Wealth and Poverty in Early Christianity (Gupta)

Wealth and Poverty in Early Christianity (Gupta) July 29, 2017


Fortress Press has a nice new(ish) series called Ad Fontes: Early Christian Sources (ed. G. Kalantzis). The purpose of the series is to offer primary source readings on a particular theme with light introductory guidance. Already released volumes include Biblical Interpretation in the Early Church (Graves), Church and Empire (Doerfler), and Understandings of the Church (Ferguson). The latest volume is Wealth and Poverty in Early Christianity by Helen Rhee (Westmont).

The source selections are about 5-10 pages per author/work. Rhee offers a wide range of readings from (for example) The Shepherd of Hermas, Clement of Alexandria, The Acts of Thomas, Lactantius, Chrysostom, Ambrose, Augustine, and Rabbula of Edessa. Rhee sometimes gives her own translation, and at other times updates an existing one.

The introduction first gives a broad sketch of earliest Christian thought on wealth before briefly introducing each author/text in the book.
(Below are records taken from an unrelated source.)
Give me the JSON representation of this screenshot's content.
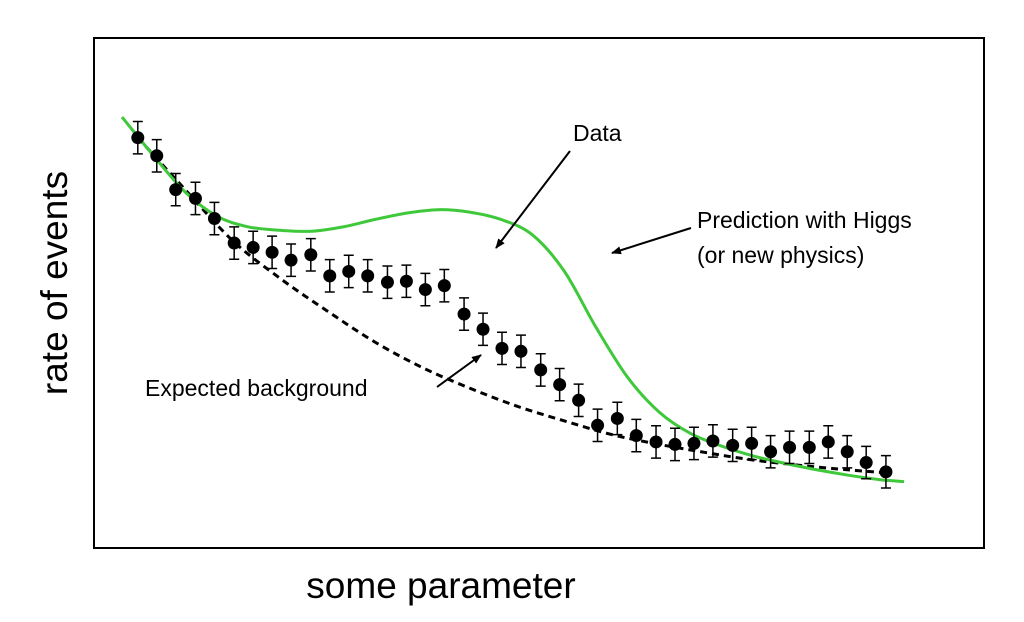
{
  "chart_data": {
    "type": "scatter",
    "title": "",
    "xlabel": "some parameter",
    "ylabel": "rate of events",
    "xlim": [
      0,
      1
    ],
    "ylim": [
      0,
      1
    ],
    "x_ticks": [],
    "y_ticks": [],
    "grid": false,
    "legend": "none",
    "colors": {
      "data": "#000000",
      "signal": "#3ec83a",
      "background": "#000000",
      "frame": "#000000"
    },
    "series": [
      {
        "name": "Data",
        "kind": "points-with-error-bars",
        "x": [
          0.02,
          0.044,
          0.068,
          0.093,
          0.117,
          0.142,
          0.166,
          0.19,
          0.214,
          0.239,
          0.263,
          0.287,
          0.311,
          0.336,
          0.36,
          0.384,
          0.408,
          0.433,
          0.457,
          0.481,
          0.505,
          0.53,
          0.554,
          0.578,
          0.602,
          0.627,
          0.651,
          0.676,
          0.7,
          0.724,
          0.748,
          0.773,
          0.797,
          0.821,
          0.845,
          0.87,
          0.894,
          0.918,
          0.942,
          0.967
        ],
        "y": [
          0.817,
          0.78,
          0.711,
          0.693,
          0.652,
          0.602,
          0.593,
          0.583,
          0.567,
          0.578,
          0.535,
          0.544,
          0.535,
          0.522,
          0.524,
          0.507,
          0.515,
          0.457,
          0.426,
          0.387,
          0.381,
          0.343,
          0.313,
          0.281,
          0.23,
          0.244,
          0.209,
          0.196,
          0.191,
          0.193,
          0.198,
          0.189,
          0.193,
          0.176,
          0.185,
          0.185,
          0.196,
          0.176,
          0.154,
          0.135
        ],
        "yerr": 0.033
      },
      {
        "name": "Prediction with Higgs (or new physics)",
        "kind": "line",
        "x": [
          0.0,
          0.04,
          0.08,
          0.12,
          0.16,
          0.2,
          0.24,
          0.28,
          0.32,
          0.36,
          0.4,
          0.44,
          0.48,
          0.52,
          0.56,
          0.6,
          0.64,
          0.68,
          0.72,
          0.76,
          0.8,
          0.84,
          0.88,
          0.92,
          0.96,
          0.99
        ],
        "y": [
          0.859,
          0.78,
          0.706,
          0.657,
          0.635,
          0.628,
          0.626,
          0.635,
          0.65,
          0.663,
          0.67,
          0.665,
          0.65,
          0.618,
          0.544,
          0.43,
          0.328,
          0.257,
          0.213,
          0.187,
          0.167,
          0.152,
          0.139,
          0.128,
          0.119,
          0.115
        ]
      },
      {
        "name": "Expected background",
        "kind": "dashed-line",
        "x": [
          0.02,
          0.08,
          0.14,
          0.2,
          0.26,
          0.32,
          0.38,
          0.44,
          0.5,
          0.56,
          0.62,
          0.68,
          0.74,
          0.8,
          0.86,
          0.92,
          0.967
        ],
        "y": [
          0.817,
          0.711,
          0.607,
          0.53,
          0.463,
          0.4,
          0.348,
          0.306,
          0.269,
          0.239,
          0.211,
          0.191,
          0.174,
          0.159,
          0.148,
          0.139,
          0.133
        ]
      }
    ],
    "annotations": [
      {
        "text": "Data",
        "points_to": "Data"
      },
      {
        "text": [
          "Prediction with Higgs",
          "(or new physics)"
        ],
        "points_to": "Prediction with Higgs (or new physics)"
      },
      {
        "text": "Expected background",
        "points_to": "Expected background"
      }
    ]
  }
}
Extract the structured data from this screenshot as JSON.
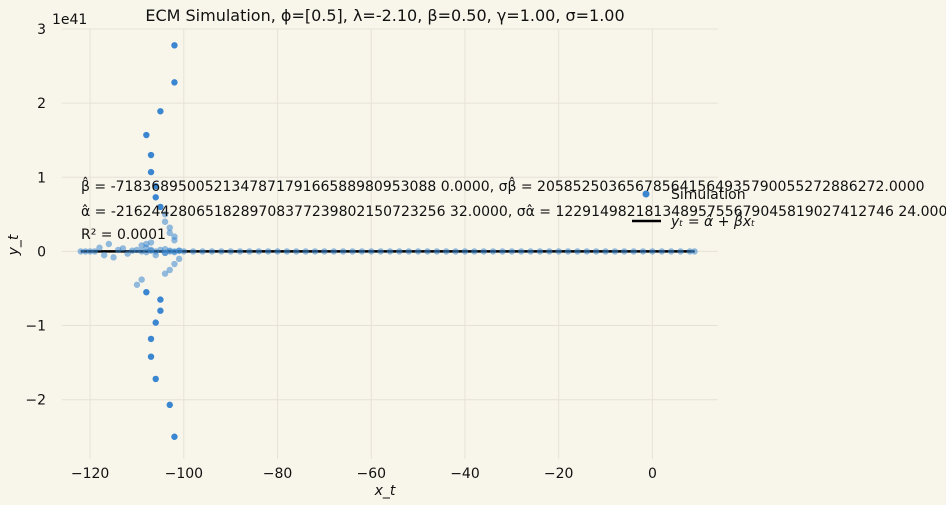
{
  "chart_data": {
    "type": "scatter",
    "title": "ECM Simulation, ϕ=[0.5], λ=-2.10, β=0.50, γ=1.00, σ=1.00",
    "xlabel": "x_t",
    "ylabel": "y_t",
    "y_multiplier": "1e41",
    "xlim": [
      -126,
      14
    ],
    "ylim": [
      -2.8,
      3.0
    ],
    "xticks": [
      -120,
      -100,
      -80,
      -60,
      -40,
      -20,
      0
    ],
    "xtick_labels": [
      "−120",
      "−100",
      "−80",
      "−60",
      "−40",
      "−20",
      "0"
    ],
    "yticks": [
      -2,
      -1,
      0,
      1,
      2,
      3
    ],
    "ytick_labels": [
      "−2",
      "−1",
      "0",
      "1",
      "2",
      "3"
    ],
    "grid": true,
    "legend": {
      "position": "right",
      "entries": [
        {
          "label": "Simulation",
          "kind": "marker"
        },
        {
          "label": "yₜ = α̂ + β̂xₜ",
          "kind": "line"
        }
      ]
    },
    "annotations": {
      "beta": "β̂ = -718368950052134787179166588980953088 0.0000, σβ̂ = 205852503656785641564935790055272886272.0000",
      "alpha": "α̂ = -2162442806518289708377239802150723256 32.0000, σα̂ = 12291498218134895755679045819027412746 24.0000",
      "r2": "R² = 0.0001"
    },
    "fit_line": {
      "alpha": 0,
      "beta": 0
    },
    "series": [
      {
        "name": "Simulation",
        "color": "#3a86d0",
        "x": [
          -102,
          -102,
          -105,
          -108,
          -107,
          -107,
          -106,
          -106,
          -105,
          -104,
          -104,
          -103,
          -103,
          -102,
          -102,
          -110,
          -109,
          -108,
          -107,
          -107,
          -106,
          -106,
          -105,
          -105,
          -104,
          -103,
          -103,
          -102,
          -102,
          -101,
          -107,
          -108,
          -109,
          -108,
          -107,
          -106,
          -104,
          -104,
          -103,
          -101,
          -102,
          -120,
          -118,
          -117,
          -116,
          -115,
          -114,
          -113,
          -112,
          -111,
          -110,
          -109,
          -108,
          -107,
          -106,
          -105,
          -104,
          -103,
          -102,
          -101,
          -100,
          -98,
          -96,
          -94,
          -92,
          -90,
          -88,
          -86,
          -84,
          -82,
          -80,
          -78,
          -76,
          -74,
          -72,
          -70,
          -68,
          -66,
          -64,
          -62,
          -60,
          -58,
          -56,
          -54,
          -52,
          -50,
          -48,
          -46,
          -44,
          -42,
          -40,
          -38,
          -36,
          -34,
          -32,
          -30,
          -28,
          -26,
          -24,
          -22,
          -20,
          -18,
          -16,
          -14,
          -12,
          -10,
          -8,
          -6,
          -4,
          -2,
          0,
          2,
          4,
          6,
          8,
          9,
          -122,
          -121,
          -119
        ],
        "y": [
          2.78,
          2.28,
          1.89,
          1.57,
          1.3,
          1.07,
          0.88,
          0.73,
          0.6,
          0.5,
          0.4,
          0.32,
          0.25,
          0.2,
          0.15,
          -0.45,
          -0.38,
          -0.55,
          -1.18,
          -1.42,
          -1.72,
          -0.96,
          -0.8,
          -0.65,
          -0.3,
          -0.25,
          -2.07,
          -2.5,
          -0.17,
          -0.1,
          0.12,
          0.05,
          0.08,
          0.1,
          0.02,
          -0.05,
          0.03,
          -0.02,
          0.0,
          0.01,
          -0.01,
          0.0,
          0.05,
          -0.05,
          0.1,
          -0.08,
          0.02,
          0.04,
          -0.03,
          0.01,
          0.02,
          0.0,
          -0.01,
          0.01,
          0.0,
          0.02,
          -0.02,
          0.01,
          0.0,
          0.01,
          0.0,
          0,
          0,
          0,
          0,
          0,
          0,
          0,
          0,
          0,
          0,
          0,
          0,
          0,
          0,
          0,
          0,
          0,
          0,
          0,
          0,
          0,
          0,
          0,
          0,
          0,
          0,
          0,
          0,
          0,
          0,
          0,
          0,
          0,
          0,
          0,
          0,
          0,
          0,
          0,
          0,
          0,
          0,
          0,
          0,
          0,
          0,
          0,
          0,
          0,
          0,
          0,
          0,
          0,
          0,
          0,
          0,
          0,
          0
        ]
      }
    ]
  }
}
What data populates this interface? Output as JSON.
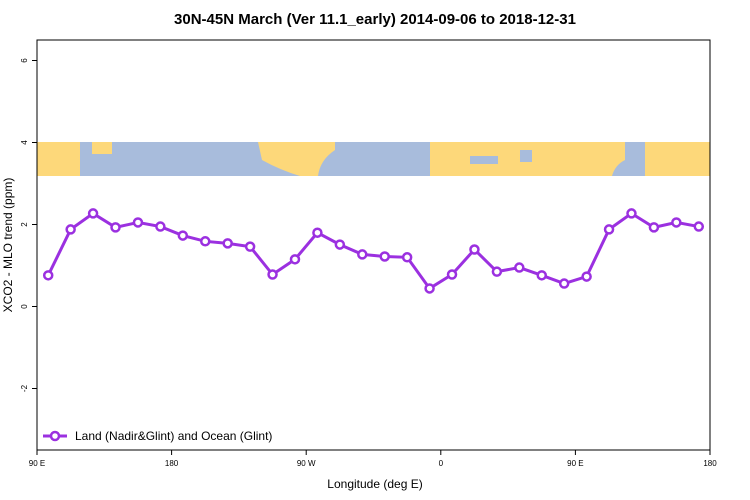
{
  "chart_data": {
    "type": "line",
    "title": "30N-45N March (Ver 11.1_early)   2014-09-06 to 2018-12-31",
    "x_label": "Longitude (deg E)",
    "y_label": "XCO2 - MLO trend (ppm)",
    "x": [
      97.5,
      112.5,
      127.5,
      142.5,
      157.5,
      172.5,
      187.5,
      202.5,
      217.5,
      232.5,
      247.5,
      262.5,
      277.5,
      292.5,
      307.5,
      322.5,
      337.5,
      352.5,
      367.5,
      382.5,
      397.5,
      412.5,
      427.5,
      442.5,
      457.5,
      472.5,
      487.5,
      502.5,
      517.5,
      532.5
    ],
    "series": [
      {
        "name": "Land (Nadir&Glint) and Ocean (Glint)",
        "color": "#9b30e0",
        "values": [
          0.76,
          1.88,
          2.27,
          1.93,
          2.05,
          1.95,
          1.73,
          1.59,
          1.54,
          1.46,
          0.78,
          1.15,
          1.8,
          1.51,
          1.27,
          1.22,
          1.2,
          0.44,
          0.78,
          1.39,
          0.85,
          0.95,
          0.76,
          0.56,
          0.73,
          1.88,
          2.27,
          1.93,
          2.05,
          1.95
        ]
      }
    ],
    "xlim": [
      90,
      540
    ],
    "xticks": [
      {
        "value": 90,
        "label": "90 E"
      },
      180,
      {
        "value": 270,
        "label": "90 W"
      },
      {
        "value": 360,
        "label": "0"
      },
      {
        "value": 450,
        "label": "90 E"
      },
      {
        "value": 540,
        "label": "180"
      }
    ],
    "ylim": [
      -3.5,
      6.5
    ],
    "yticks": [
      -2,
      0,
      2,
      4,
      6
    ],
    "legend": "bottom-left"
  }
}
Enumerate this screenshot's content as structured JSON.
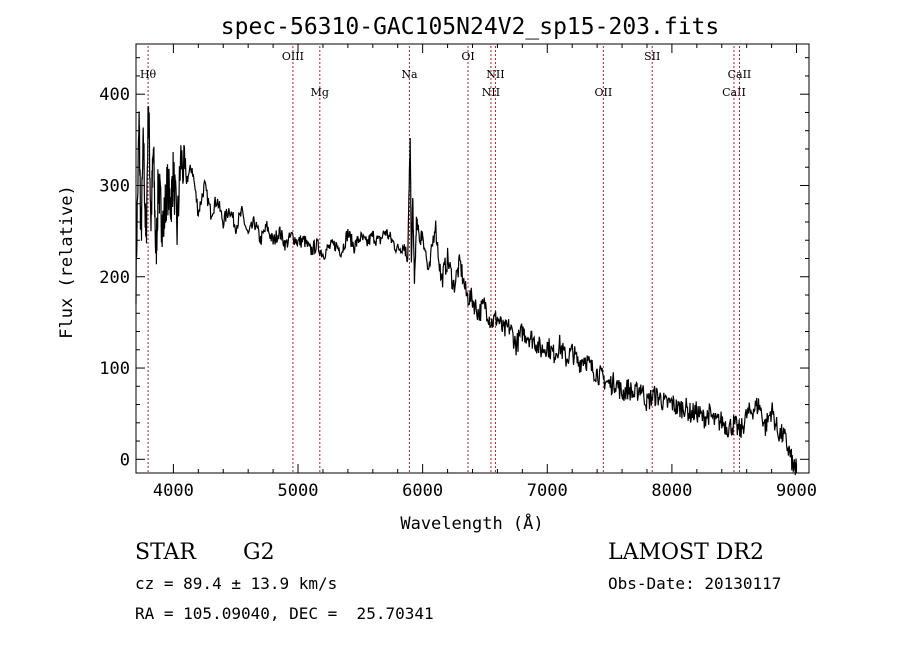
{
  "chart_data": {
    "type": "line",
    "title": "spec-56310-GAC105N24V2_sp15-203.fits",
    "xlabel": "Wavelength (Å)",
    "ylabel": "Flux (relative)",
    "xlim": [
      3700,
      9100
    ],
    "ylim": [
      -15,
      455
    ],
    "x_ticks": [
      4000,
      5000,
      6000,
      7000,
      8000,
      9000
    ],
    "y_ticks": [
      0,
      100,
      200,
      300,
      400
    ],
    "grid": false,
    "line_color": "#000000",
    "marker_color": "#b22222",
    "spectrum": {
      "x": [
        3700,
        3725,
        3740,
        3760,
        3780,
        3800,
        3820,
        3840,
        3860,
        3880,
        3900,
        3920,
        3950,
        3980,
        4000,
        4030,
        4060,
        4100,
        4150,
        4200,
        4250,
        4300,
        4350,
        4400,
        4450,
        4500,
        4550,
        4600,
        4650,
        4700,
        4750,
        4800,
        4850,
        4900,
        4950,
        5000,
        5050,
        5100,
        5150,
        5200,
        5250,
        5300,
        5350,
        5400,
        5450,
        5500,
        5550,
        5600,
        5650,
        5700,
        5750,
        5800,
        5850,
        5880,
        5900,
        5910,
        5920,
        5935,
        5950,
        5980,
        6000,
        6050,
        6100,
        6150,
        6200,
        6250,
        6300,
        6350,
        6400,
        6450,
        6500,
        6550,
        6600,
        6650,
        6700,
        6750,
        6800,
        6850,
        6900,
        6950,
        7000,
        7050,
        7100,
        7150,
        7200,
        7250,
        7300,
        7350,
        7400,
        7450,
        7500,
        7550,
        7600,
        7650,
        7700,
        7750,
        7800,
        7850,
        7900,
        7950,
        8000,
        8050,
        8100,
        8150,
        8200,
        8250,
        8300,
        8350,
        8400,
        8450,
        8500,
        8550,
        8600,
        8650,
        8700,
        8750,
        8800,
        8850,
        8900,
        8950,
        8980,
        9000
      ],
      "y": [
        200,
        370,
        240,
        350,
        230,
        395,
        260,
        340,
        220,
        305,
        270,
        255,
        300,
        280,
        315,
        250,
        330,
        305,
        320,
        270,
        300,
        270,
        285,
        260,
        275,
        255,
        270,
        245,
        260,
        240,
        255,
        238,
        250,
        235,
        245,
        238,
        240,
        228,
        235,
        225,
        232,
        235,
        228,
        248,
        233,
        243,
        236,
        245,
        238,
        250,
        240,
        230,
        235,
        220,
        350,
        210,
        285,
        190,
        260,
        240,
        250,
        200,
        260,
        195,
        220,
        190,
        215,
        180,
        175,
        160,
        170,
        150,
        155,
        140,
        145,
        125,
        140,
        135,
        130,
        120,
        125,
        115,
        125,
        110,
        118,
        105,
        112,
        100,
        95,
        88,
        82,
        85,
        72,
        78,
        70,
        80,
        62,
        70,
        68,
        60,
        62,
        55,
        58,
        50,
        52,
        45,
        50,
        40,
        42,
        35,
        38,
        30,
        48,
        55,
        60,
        35,
        55,
        30,
        25,
        5,
        -12,
        -8
      ]
    },
    "line_markers": [
      {
        "label": "Hθ",
        "x": 3797,
        "row": 1
      },
      {
        "label": "OIII",
        "x": 4959,
        "row": 0
      },
      {
        "label": "Mg",
        "x": 5175,
        "row": 2
      },
      {
        "label": "Na",
        "x": 5894,
        "row": 1
      },
      {
        "label": "OI",
        "x": 6364,
        "row": 0
      },
      {
        "label": "NII",
        "x": 6548,
        "row": 2
      },
      {
        "label": "NII",
        "x": 6584,
        "row": 1
      },
      {
        "label": "OII",
        "x": 7450,
        "row": 2
      },
      {
        "label": "SII",
        "x": 7842,
        "row": 0
      },
      {
        "label": "CaII",
        "x": 8498,
        "row": 2
      },
      {
        "label": "CaII",
        "x": 8542,
        "row": 1
      }
    ]
  },
  "info": {
    "object_class": "STAR",
    "subclass": "G2",
    "survey": "LAMOST DR2",
    "cz_line": "cz = 89.4 ± 13.9 km/s",
    "obs_date": "Obs-Date: 20130117",
    "radec_line": "RA = 105.09040, DEC =  25.70341"
  }
}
She notes that these writers had much to say about the vice of greed and the problem of wealth, and they did not dwell much on the subject of poverty (see p. x). Rhee also adroitly explains the Roman economic system that operated according to the notion of “limited good” – commodities (and other things) existed in finite amounts such that gaining more for oneself was naturally at the expense of another (as it was with status and honor as well). Thus, “the rich or those getting richer were usually seen in a negative light” (xi).

In terms of the readings themselves, I won’t treat them in detail, but just give one observation – there are many wealthy people in the Bible (like Israelite patriarchs and kings), but time and time again these early theologians appeal to the ways and words of Jesus. It is remarkable to me how much Jesus addressed issues of greed and wealth, and showed in his own choices a lifestyle of simplicity and generosity. These theologians were so incredibly familiar with the teachings of Jesus, so they naturally became influenced by his acts and instruction. Would that we too have such knowledge and inspiration!